Artefacts due to using a non-stable sort can only ever occur on transparent geometry. Further, it can only happen on different transparent objects which have exactly the same properties (as far as the renderqueue can tell) and occupy the same space, but still you treat them as "different" objects.
This is something that shouldn't happen in the first place, unless your model is "broken". Mind you, we're not talking about objects being somewhat close to each other or touching, or objects having similar properties.
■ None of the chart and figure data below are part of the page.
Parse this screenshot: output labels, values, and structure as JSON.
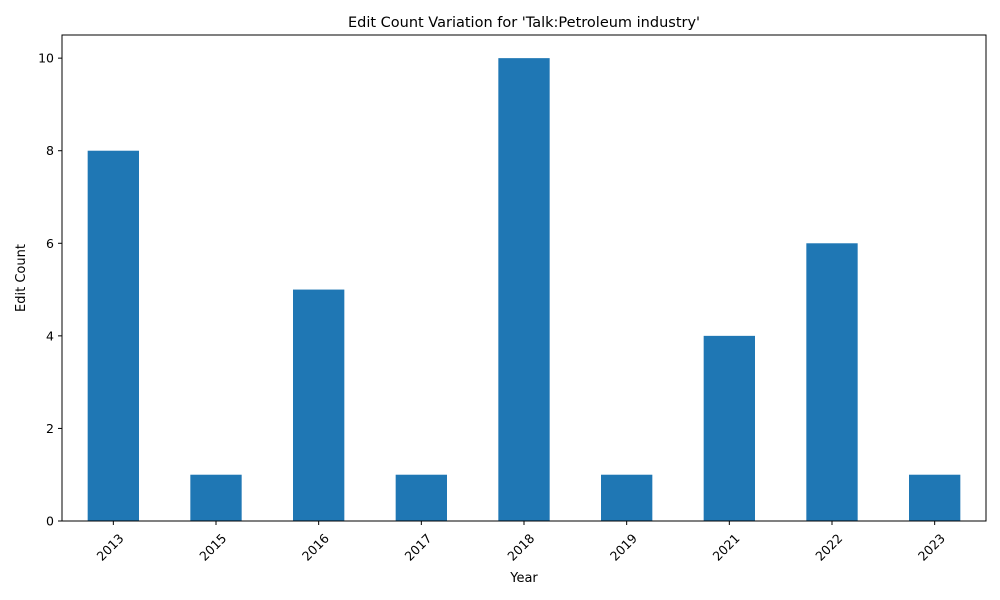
{
  "chart_data": {
    "type": "bar",
    "title": "Edit Count Variation for 'Talk:Petroleum industry'",
    "xlabel": "Year",
    "ylabel": "Edit Count",
    "categories": [
      "2013",
      "2015",
      "2016",
      "2017",
      "2018",
      "2019",
      "2021",
      "2022",
      "2023"
    ],
    "values": [
      8,
      1,
      5,
      1,
      10,
      1,
      4,
      6,
      1
    ],
    "ylim": [
      0,
      10.5
    ],
    "yticks": [
      0,
      2,
      4,
      6,
      8,
      10
    ],
    "grid": false,
    "bar_color": "#1f77b4"
  }
}
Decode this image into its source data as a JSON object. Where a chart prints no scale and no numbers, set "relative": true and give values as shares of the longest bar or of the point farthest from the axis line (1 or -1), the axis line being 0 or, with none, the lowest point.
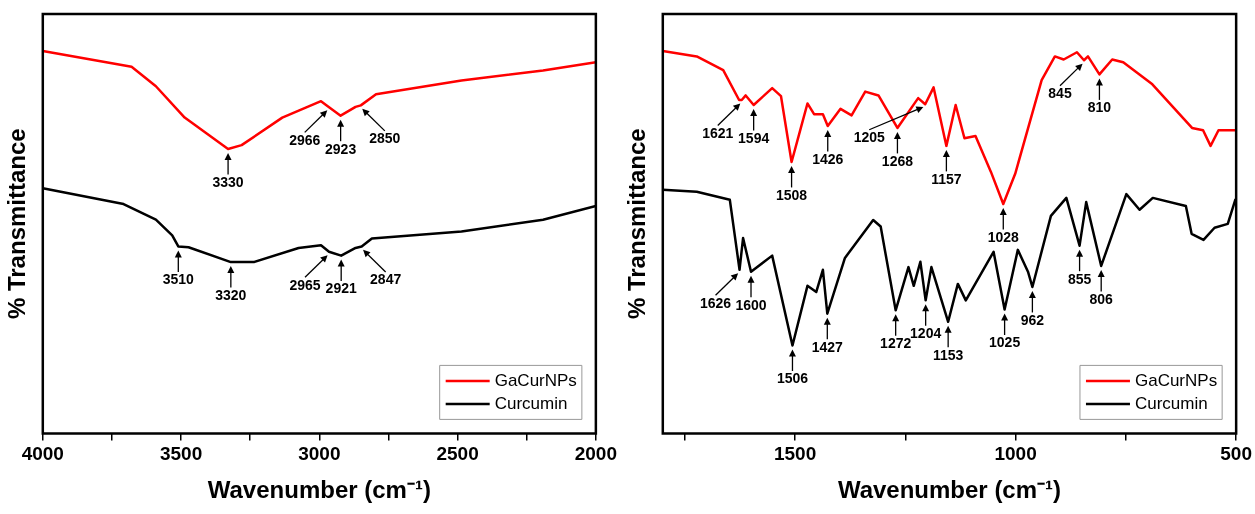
{
  "chart_data": [
    {
      "type": "line",
      "xlabel": "Wavenumber (cm⁻¹)",
      "ylabel": "% Transmittance",
      "relative": true,
      "xlim": [
        4000,
        2000
      ],
      "xticks": [
        4000,
        {
          "value": 3750,
          "label": null
        },
        3500,
        {
          "value": 3250,
          "label": null
        },
        3000,
        {
          "value": 2750,
          "label": null
        },
        2500,
        {
          "value": 2250,
          "label": null
        },
        2000
      ],
      "grid": false,
      "legend": "bottom right",
      "marker": "none",
      "line_style": "solid",
      "series": [
        {
          "name": "GaCurNPs",
          "color": "#ff0000",
          "x": [
            4000,
            3679,
            3591,
            3487,
            3330,
            3281,
            3134,
            2994,
            2966,
            2923,
            2869,
            2850,
            2795,
            2486,
            2191,
            2000
          ],
          "values": [
            1.0,
            0.959,
            0.908,
            0.826,
            0.744,
            0.754,
            0.826,
            0.869,
            0.854,
            0.831,
            0.854,
            0.858,
            0.887,
            0.923,
            0.949,
            0.971
          ]
        },
        {
          "name": "Curcumin",
          "color": "#000000",
          "x": [
            4000,
            3708,
            3591,
            3532,
            3510,
            3473,
            3320,
            3237,
            3075,
            2994,
            2965,
            2921,
            2869,
            2847,
            2810,
            2486,
            2191,
            2000
          ],
          "values": [
            0.641,
            0.6,
            0.559,
            0.518,
            0.489,
            0.487,
            0.448,
            0.448,
            0.485,
            0.492,
            0.475,
            0.465,
            0.485,
            0.489,
            0.51,
            0.528,
            0.559,
            0.595
          ]
        }
      ],
      "annotations": [
        {
          "text": "3330",
          "x": 3330,
          "y": 0.744
        },
        {
          "text": "2966",
          "x": 2966,
          "y": 0.854
        },
        {
          "text": "2923",
          "x": 2923,
          "y": 0.831
        },
        {
          "text": "2850",
          "x": 2850,
          "y": 0.858
        },
        {
          "text": "3510",
          "x": 3510,
          "y": 0.489
        },
        {
          "text": "3320",
          "x": 3320,
          "y": 0.448
        },
        {
          "text": "2965",
          "x": 2965,
          "y": 0.475
        },
        {
          "text": "2921",
          "x": 2921,
          "y": 0.465
        },
        {
          "text": "2847",
          "x": 2847,
          "y": 0.489
        }
      ]
    },
    {
      "type": "line",
      "xlabel": "Wavenumber (cm⁻¹)",
      "ylabel": "% Transmittance",
      "relative": true,
      "xlim": [
        1800,
        500
      ],
      "xticks": [
        {
          "value": 1750,
          "label": null
        },
        1500,
        {
          "value": 1250,
          "label": null
        },
        1000,
        {
          "value": 750,
          "label": null
        },
        500
      ],
      "grid": false,
      "legend": "bottom right",
      "marker": "none",
      "line_style": "solid",
      "series": [
        {
          "name": "GaCurNPs",
          "color": "#ff0000",
          "x": [
            1800,
            1723,
            1663,
            1627,
            1621,
            1612,
            1594,
            1552,
            1532,
            1508,
            1487,
            1472,
            1457,
            1437,
            1426,
            1397,
            1372,
            1341,
            1311,
            1268,
            1221,
            1205,
            1186,
            1157,
            1136,
            1116,
            1091,
            1056,
            1028,
            1001,
            941,
            911,
            891,
            861,
            845,
            836,
            810,
            781,
            756,
            690,
            600,
            575,
            558,
            540,
            502
          ],
          "values": [
            1.0,
            0.986,
            0.95,
            0.872,
            0.872,
            0.884,
            0.859,
            0.903,
            0.882,
            0.71,
            0.799,
            0.863,
            0.835,
            0.835,
            0.804,
            0.849,
            0.832,
            0.894,
            0.884,
            0.799,
            0.877,
            0.861,
            0.905,
            0.752,
            0.859,
            0.772,
            0.778,
            0.684,
            0.6,
            0.679,
            0.924,
            0.986,
            0.978,
            0.997,
            0.976,
            0.986,
            0.939,
            0.978,
            0.971,
            0.913,
            0.799,
            0.793,
            0.752,
            0.793,
            0.793
          ]
        },
        {
          "name": "Curcumin",
          "color": "#000000",
          "x": [
            1800,
            1723,
            1648,
            1626,
            1618,
            1600,
            1552,
            1506,
            1472,
            1452,
            1437,
            1427,
            1387,
            1323,
            1306,
            1272,
            1243,
            1231,
            1216,
            1204,
            1191,
            1153,
            1131,
            1113,
            1050,
            1025,
            995,
            972,
            962,
            920,
            885,
            855,
            840,
            806,
            749,
            719,
            689,
            614,
            601,
            574,
            549,
            519,
            502
          ],
          "values": [
            0.637,
            0.632,
            0.611,
            0.428,
            0.511,
            0.423,
            0.465,
            0.23,
            0.386,
            0.37,
            0.428,
            0.313,
            0.459,
            0.558,
            0.541,
            0.322,
            0.435,
            0.386,
            0.449,
            0.348,
            0.435,
            0.292,
            0.391,
            0.348,
            0.475,
            0.324,
            0.48,
            0.423,
            0.383,
            0.569,
            0.616,
            0.491,
            0.605,
            0.438,
            0.626,
            0.585,
            0.616,
            0.595,
            0.522,
            0.506,
            0.538,
            0.548,
            0.611
          ]
        }
      ],
      "annotations": [
        {
          "text": "1621",
          "x": 1621,
          "y": 0.872
        },
        {
          "text": "1594",
          "x": 1594,
          "y": 0.859
        },
        {
          "text": "1508",
          "x": 1508,
          "y": 0.71
        },
        {
          "text": "1426",
          "x": 1426,
          "y": 0.804
        },
        {
          "text": "1268",
          "x": 1268,
          "y": 0.799
        },
        {
          "text": "1205",
          "x": 1205,
          "y": 0.861
        },
        {
          "text": "1157",
          "x": 1157,
          "y": 0.752
        },
        {
          "text": "1028",
          "x": 1028,
          "y": 0.6
        },
        {
          "text": "845",
          "x": 845,
          "y": 0.976
        },
        {
          "text": "810",
          "x": 810,
          "y": 0.939
        },
        {
          "text": "1626",
          "x": 1626,
          "y": 0.428
        },
        {
          "text": "1600",
          "x": 1600,
          "y": 0.423
        },
        {
          "text": "1506",
          "x": 1506,
          "y": 0.23
        },
        {
          "text": "1427",
          "x": 1427,
          "y": 0.313
        },
        {
          "text": "1272",
          "x": 1272,
          "y": 0.322
        },
        {
          "text": "1204",
          "x": 1204,
          "y": 0.348
        },
        {
          "text": "1153",
          "x": 1153,
          "y": 0.292
        },
        {
          "text": "1025",
          "x": 1025,
          "y": 0.324
        },
        {
          "text": "962",
          "x": 962,
          "y": 0.383
        },
        {
          "text": "855",
          "x": 855,
          "y": 0.491
        },
        {
          "text": "806",
          "x": 806,
          "y": 0.438
        }
      ]
    }
  ]
}
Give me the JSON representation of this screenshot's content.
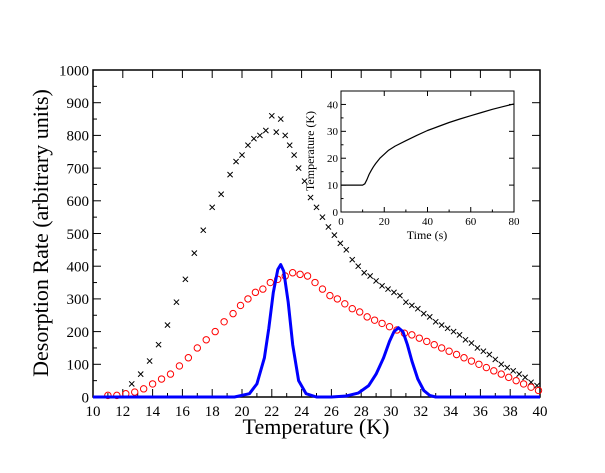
{
  "chart_data": [
    {
      "id": "main",
      "type": "scatter",
      "title": "",
      "xlabel": "Temperature (K)",
      "ylabel": "Desorption Rate (arbitrary units)",
      "xlim": [
        10,
        40
      ],
      "ylim": [
        0,
        1000
      ],
      "xticks": [
        10,
        12,
        14,
        16,
        18,
        20,
        22,
        24,
        26,
        28,
        30,
        32,
        34,
        36,
        38,
        40
      ],
      "xtick_labels": [
        "10",
        "12",
        "14",
        "16",
        "18",
        "20",
        "22",
        "24",
        "26",
        "28",
        "30",
        "32",
        "34",
        "36",
        "38",
        "40"
      ],
      "yticks": [
        0,
        100,
        200,
        300,
        400,
        500,
        600,
        700,
        800,
        900,
        1000
      ],
      "ytick_labels": [
        "0",
        "100",
        "200",
        "300",
        "400",
        "500",
        "600",
        "700",
        "800",
        "900",
        "1000"
      ],
      "grid": false,
      "series": [
        {
          "name": "black-cross-data",
          "style": "cross",
          "color": "#000000",
          "x": [
            12.6,
            13.2,
            13.8,
            14.4,
            15.0,
            15.6,
            16.2,
            16.8,
            17.4,
            18.0,
            18.6,
            19.2,
            19.6,
            20.0,
            20.4,
            20.8,
            21.2,
            21.6,
            22.0,
            22.3,
            22.6,
            22.9,
            23.2,
            23.5,
            23.8,
            24.2,
            24.6,
            25.0,
            25.4,
            25.8,
            26.2,
            26.6,
            27.0,
            27.4,
            27.8,
            28.2,
            28.6,
            29.0,
            29.4,
            29.8,
            30.2,
            30.6,
            31.0,
            31.4,
            31.8,
            32.2,
            32.6,
            33.0,
            33.4,
            33.8,
            34.2,
            34.6,
            35.0,
            35.4,
            35.8,
            36.2,
            36.6,
            37.0,
            37.4,
            37.8,
            38.2,
            38.6,
            39.0,
            39.4,
            39.8
          ],
          "values": [
            40,
            70,
            110,
            160,
            220,
            290,
            360,
            440,
            510,
            580,
            620,
            680,
            720,
            740,
            770,
            790,
            800,
            815,
            860,
            810,
            850,
            800,
            770,
            740,
            700,
            660,
            610,
            580,
            550,
            520,
            495,
            470,
            450,
            420,
            400,
            380,
            370,
            355,
            340,
            330,
            320,
            310,
            290,
            280,
            270,
            255,
            245,
            230,
            220,
            210,
            200,
            190,
            175,
            165,
            150,
            140,
            130,
            115,
            100,
            90,
            80,
            70,
            60,
            45,
            35
          ]
        },
        {
          "name": "red-circle-data",
          "style": "open-circle",
          "color": "#ff0000",
          "x": [
            11.0,
            11.6,
            12.2,
            12.8,
            13.4,
            14.0,
            14.6,
            15.2,
            15.8,
            16.4,
            17.0,
            17.6,
            18.2,
            18.8,
            19.4,
            19.9,
            20.4,
            20.9,
            21.4,
            21.9,
            22.4,
            22.9,
            23.4,
            23.9,
            24.4,
            24.9,
            25.4,
            25.9,
            26.4,
            26.9,
            27.4,
            27.9,
            28.4,
            28.9,
            29.4,
            29.9,
            30.4,
            30.9,
            31.4,
            31.9,
            32.4,
            32.9,
            33.4,
            33.9,
            34.4,
            34.9,
            35.4,
            35.9,
            36.4,
            36.9,
            37.4,
            37.9,
            38.4,
            38.9,
            39.4,
            39.9
          ],
          "values": [
            5,
            5,
            10,
            15,
            25,
            40,
            55,
            70,
            95,
            120,
            150,
            175,
            200,
            230,
            255,
            280,
            300,
            320,
            330,
            350,
            360,
            370,
            380,
            375,
            370,
            350,
            330,
            310,
            300,
            285,
            270,
            260,
            245,
            235,
            225,
            215,
            205,
            195,
            190,
            180,
            170,
            160,
            150,
            140,
            130,
            120,
            110,
            100,
            90,
            80,
            70,
            60,
            50,
            40,
            30,
            20
          ]
        },
        {
          "name": "blue-fit-peak-curve",
          "style": "line",
          "color": "#0000ff",
          "x": [
            10,
            18.0,
            19.5,
            20.5,
            21.0,
            21.5,
            21.8,
            22.1,
            22.4,
            22.6,
            22.8,
            23.1,
            23.4,
            23.8,
            24.3,
            25.0,
            26.0,
            27.0,
            27.8,
            28.5,
            29.0,
            29.5,
            29.9,
            30.2,
            30.5,
            30.8,
            31.1,
            31.4,
            31.8,
            32.2,
            32.6,
            33.0,
            34.0,
            40
          ],
          "values": [
            0,
            0,
            0,
            10,
            40,
            120,
            210,
            320,
            390,
            405,
            385,
            290,
            160,
            50,
            10,
            0,
            0,
            3,
            12,
            35,
            70,
            120,
            170,
            200,
            212,
            200,
            160,
            110,
            55,
            20,
            5,
            0,
            0,
            0
          ]
        }
      ]
    },
    {
      "id": "inset",
      "type": "line",
      "title": "",
      "xlabel": "Time (s)",
      "ylabel": "Temperature (K)",
      "xlim": [
        0,
        80
      ],
      "ylim": [
        0,
        45
      ],
      "xticks": [
        0,
        20,
        40,
        60,
        80
      ],
      "xtick_labels": [
        "0",
        "20",
        "40",
        "60",
        "80"
      ],
      "yticks": [
        0,
        10,
        20,
        30,
        40
      ],
      "ytick_labels": [
        "0",
        "10",
        "20",
        "30",
        "40"
      ],
      "grid": false,
      "series": [
        {
          "name": "temperature-ramp",
          "color": "#000000",
          "x": [
            0,
            4,
            8,
            10,
            11,
            12,
            13,
            14,
            15,
            16,
            18,
            20,
            22,
            25,
            30,
            35,
            40,
            45,
            50,
            55,
            60,
            65,
            70,
            75,
            80
          ],
          "values": [
            10,
            10,
            10,
            10,
            10.5,
            12,
            14,
            15.5,
            16.8,
            18,
            20,
            21.5,
            23,
            24.5,
            26.5,
            28.5,
            30.3,
            31.8,
            33.3,
            34.6,
            35.8,
            37,
            38.2,
            39.2,
            40.2
          ]
        }
      ]
    }
  ]
}
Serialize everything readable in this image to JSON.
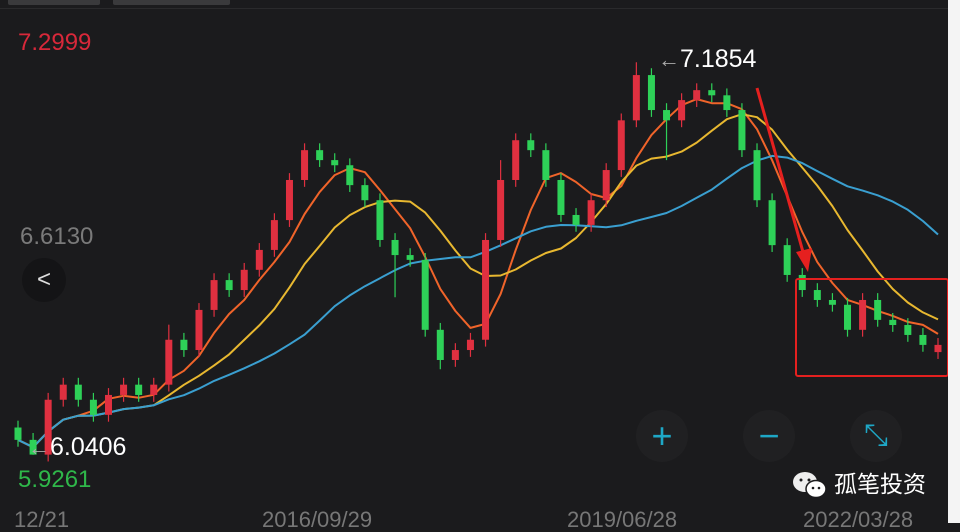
{
  "chart_data": {
    "type": "candlestick",
    "price_labels": {
      "top": "7.2999",
      "middle": "6.6130",
      "bottom": "5.9261"
    },
    "ylim": [
      5.9261,
      7.2999
    ],
    "annotations": {
      "high": "7.1854",
      "low": "6.0406"
    },
    "x_tick_labels": [
      "12/21",
      "2016/09/29",
      "2019/06/28",
      "2022/03/28"
    ],
    "up_color": "#e03040",
    "down_color": "#2ed158",
    "moving_averages": [
      {
        "period": 5,
        "color": "#f0642a"
      },
      {
        "period": 10,
        "color": "#e8b830"
      },
      {
        "period": 20,
        "color": "#3a9fd0"
      }
    ],
    "candles": [
      [
        6.12,
        6.14,
        6.064,
        6.084
      ],
      [
        6.084,
        6.104,
        6.0406,
        6.041
      ],
      [
        6.041,
        6.221,
        6.021,
        6.201
      ],
      [
        6.201,
        6.265,
        6.181,
        6.245
      ],
      [
        6.245,
        6.265,
        6.181,
        6.201
      ],
      [
        6.201,
        6.221,
        6.137,
        6.157
      ],
      [
        6.157,
        6.235,
        6.137,
        6.215
      ],
      [
        6.215,
        6.265,
        6.195,
        6.245
      ],
      [
        6.245,
        6.265,
        6.195,
        6.215
      ],
      [
        6.215,
        6.265,
        6.195,
        6.245
      ],
      [
        6.245,
        6.42,
        6.225,
        6.376
      ],
      [
        6.376,
        6.396,
        6.326,
        6.346
      ],
      [
        6.346,
        6.483,
        6.326,
        6.463
      ],
      [
        6.463,
        6.57,
        6.443,
        6.55
      ],
      [
        6.55,
        6.57,
        6.501,
        6.521
      ],
      [
        6.521,
        6.6,
        6.501,
        6.58
      ],
      [
        6.58,
        6.658,
        6.56,
        6.638
      ],
      [
        6.638,
        6.745,
        6.618,
        6.725
      ],
      [
        6.725,
        6.862,
        6.705,
        6.842
      ],
      [
        6.842,
        6.949,
        6.822,
        6.929
      ],
      [
        6.929,
        6.949,
        6.88,
        6.9
      ],
      [
        6.9,
        6.92,
        6.865,
        6.885
      ],
      [
        6.885,
        6.905,
        6.807,
        6.827
      ],
      [
        6.827,
        6.847,
        6.763,
        6.783
      ],
      [
        6.783,
        6.803,
        6.647,
        6.667
      ],
      [
        6.667,
        6.687,
        6.5,
        6.623
      ],
      [
        6.623,
        6.643,
        6.589,
        6.609
      ],
      [
        6.609,
        6.629,
        6.385,
        6.405
      ],
      [
        6.405,
        6.425,
        6.29,
        6.317
      ],
      [
        6.317,
        6.366,
        6.297,
        6.346
      ],
      [
        6.346,
        6.396,
        6.326,
        6.376
      ],
      [
        6.376,
        6.687,
        6.356,
        6.667
      ],
      [
        6.667,
        6.9,
        6.647,
        6.842
      ],
      [
        6.842,
        6.978,
        6.822,
        6.958
      ],
      [
        6.958,
        6.978,
        6.909,
        6.929
      ],
      [
        6.929,
        6.949,
        6.822,
        6.842
      ],
      [
        6.842,
        6.862,
        6.72,
        6.74
      ],
      [
        6.74,
        6.76,
        6.691,
        6.711
      ],
      [
        6.711,
        6.803,
        6.691,
        6.783
      ],
      [
        6.783,
        6.891,
        6.763,
        6.871
      ],
      [
        6.871,
        7.036,
        6.851,
        7.016
      ],
      [
        7.016,
        7.1854,
        6.996,
        7.148
      ],
      [
        7.148,
        7.168,
        7.026,
        7.046
      ],
      [
        7.046,
        7.066,
        6.9,
        7.016
      ],
      [
        7.016,
        7.095,
        6.996,
        7.075
      ],
      [
        7.075,
        7.124,
        7.055,
        7.104
      ],
      [
        7.104,
        7.124,
        7.069,
        7.089
      ],
      [
        7.089,
        7.109,
        7.026,
        7.046
      ],
      [
        7.046,
        7.066,
        6.909,
        6.929
      ],
      [
        6.929,
        6.949,
        6.763,
        6.783
      ],
      [
        6.783,
        6.803,
        6.632,
        6.652
      ],
      [
        6.652,
        6.672,
        6.545,
        6.565
      ],
      [
        6.565,
        6.585,
        6.501,
        6.521
      ],
      [
        6.521,
        6.541,
        6.472,
        6.492
      ],
      [
        6.492,
        6.512,
        6.458,
        6.478
      ],
      [
        6.478,
        6.498,
        6.385,
        6.405
      ],
      [
        6.405,
        6.512,
        6.385,
        6.492
      ],
      [
        6.492,
        6.512,
        6.414,
        6.434
      ],
      [
        6.434,
        6.454,
        6.399,
        6.419
      ],
      [
        6.419,
        6.439,
        6.37,
        6.39
      ],
      [
        6.39,
        6.41,
        6.341,
        6.361
      ],
      [
        6.34,
        6.381,
        6.32,
        6.361
      ]
    ]
  },
  "controls": {
    "back": "<",
    "zoom_in": "+",
    "zoom_out": "−",
    "fullscreen": "⤡"
  },
  "watermark": {
    "text": "孤笔投资",
    "icon": "wechat-icon"
  },
  "arrow_glyph": "←"
}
But if it does happen (or can happen) for some reason there are at least two obvious solutions to it (well, three... stable sort would be the third). Either, you simply don't split something that to all appearances isn't two separate objects into two separable identical objects.
Or, you can include the object's index in the sort key as a preemptive measure, which automatically makes every sort stable, since objects that occupy the same space and have all the same properties are still binary different. No identical keys exist that could be ordered differently.
Either way, we're already 3 posts down discussing absolutely nothing except ego. Which really doesn't bring the thread forward.
(And it probably annoys everyone else as much as it annoys me, so I'm not going to continue that discussion.)
</off-topic>
To answer the original question: just sort the indices, and use a radix sort. If your indices are 32-bit, you can use a three-pass radix sort with 11-bit buckets that will nicely fit into the CPU's L1 cache.
This looks like indeed a nice idea for applying radix sort. There's so few places where it really fits.
I couldn't tell whether it's worth the trouble (still always using std::sort, which for anything practical surprisingly turns out just good enough every time, I've never had enough of a justification for actually using radix sort in my entire life), but from playing with it a decade or two ago, I remember that radix sort can easily be 3-4 times faster than e.g. quicksort/introsort.
So if the sort is indeed bottlenecking you out (that is, you don't meet your frame time, and profiling points to the sort), that would probably be a viable option.
Slight nitpick, though: One doesn't of course sort the indices, which would be somewhat pointless. You most certainly didn't mean to say that, but it kind of sounded like it.
One sorts the keys (moving indices). Or well, one sorts indices by key, or whatever one would call it.
Which means that most likely, 3 passes won't be enough, sadly (or you need bigger buckets), since you will almost certainly have at least 48 or 64-bit numbers to deal with (except if you have very few passes and render states, and are very unkind to your depth info).
Not using a stable radix sort to save temp memory may be viable (can instead concat the indices like described above if needed, even if this means an extra pass... the storage size difference alone likely outweights the extra pass because of fitting L1).